结果:在748例患者中(67%为男性,年龄23-94),主要复合结局的30天发生率,心肌毒性死亡,总死亡率为33%,13%,分别为17%。通过多变量分析,主要复合结局与活动性胸腺瘤相关(HR=3.60[1.93-6.72]),心肌肉症状的存在(HR=2.60[1.58-4.28]),出现心电图时低QRS电压(HR≤0.5mV与>1mV=2.08[1.31-3.30]),左心室射血分数(LVEF)<50%(HR=1.78[1.22-2.60]),和肌钙蛋白升高增量(HR=1.86[1.44-2.39],2.99[1.91-4.65],4.80[2.54-9.08],高于参考上限20倍、200倍和2000倍,分别)。使用这些参数制定的预后风险评分显示出良好的表现;30天主要结局发生率从3.9%(风险评分=0)逐渐增加到81.3%(风险评分=4)。该风险评分在两个独立的法国和美国队列中进行了外部验证。在外部法国队列中前瞻性地使用该风险评分,以识别在没有免疫抑制的情况下管理的低风险患者,这些患者没有心脏-肌肉毒性事件。
结论:ICI-心肌炎可表现为高发病率和高死亡率。心肌炎的严重程度与肌钙蛋白的大小有关,胸腺瘤,低QRS电压,沮丧的LVEF,和心肌症状.包含这些特征的风险评分表现良好。

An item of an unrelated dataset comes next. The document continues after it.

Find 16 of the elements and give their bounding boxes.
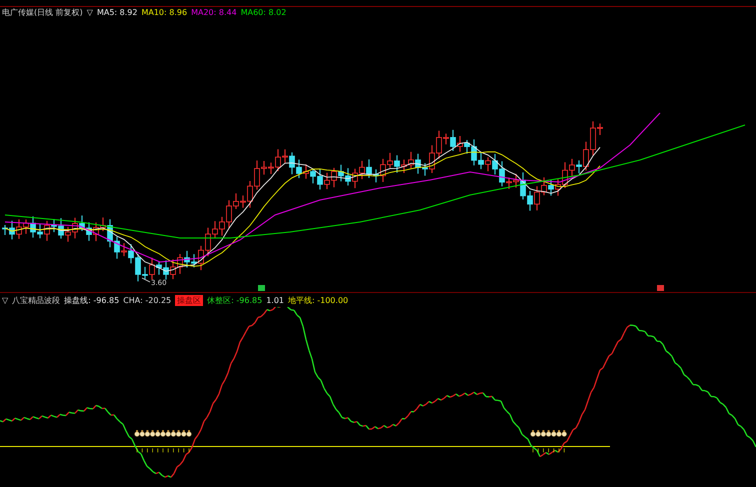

方法:多中心注册中心回顾性收集了2014-2023年期间17个国家的数据。多变量cox回归模型(风险比(HR),[95%置信区间])用于确定主要复合结局的危险因素:严重心律失常,心力衰竭,呼吸肌衰竭,和/或心肌毒性相关死亡。协变量包括人口统计学,合并症,心肌肌肉症状,诊断,和治疗。使用时间依赖性协变量,并估算缺失数据。得出并外部验证了基于点的预后风险评分。
结果:在748例患者中(67%为男性,年龄23-94),主要复合结局的30天发生率,心肌毒性死亡,总死亡率为33%,13%,分别为17%。通过多变量分析,主要复合结局与活动性胸腺瘤相关(HR=3.60[1.93-6.72]),心肌肉症状的存在(HR=2.60[1.58-4.28]),出现心电图时低QRS电压(HR≤0.5mV与>1mV=2.08[1.31-3.30]),左心室射血分数(LVEF)<50%(HR=1.78[1.22-2.60]),和肌钙蛋白升高增量(HR=1.86[1.44-2.39],2.99[1.91-4.65],4.80[2.54-9.08],高于参考上限20倍、200倍和2000倍,分别)。使用这些参数制定的预后风险评分显示出良好的表现;30天主要结局发生率从3.9%(风险评分=0)逐渐增加到81.3%(风险评分=4)。该风险评分在两个独立的法国和美国队列中进行了外部验证。在外部法国队列中前瞻性地使用该风险评分,以识别在没有免疫抑制的情况下管理的低风险患者,这些患者没有心脏-肌肉毒性事件。
结论:ICI-心肌炎可表现为高发病率和高死亡率。心肌炎的严重程度与肌钙蛋白的大小有关,胸腺瘤,低QRS电压,沮丧的LVEF,和心肌症状.包含这些特征的风险评分表现良好。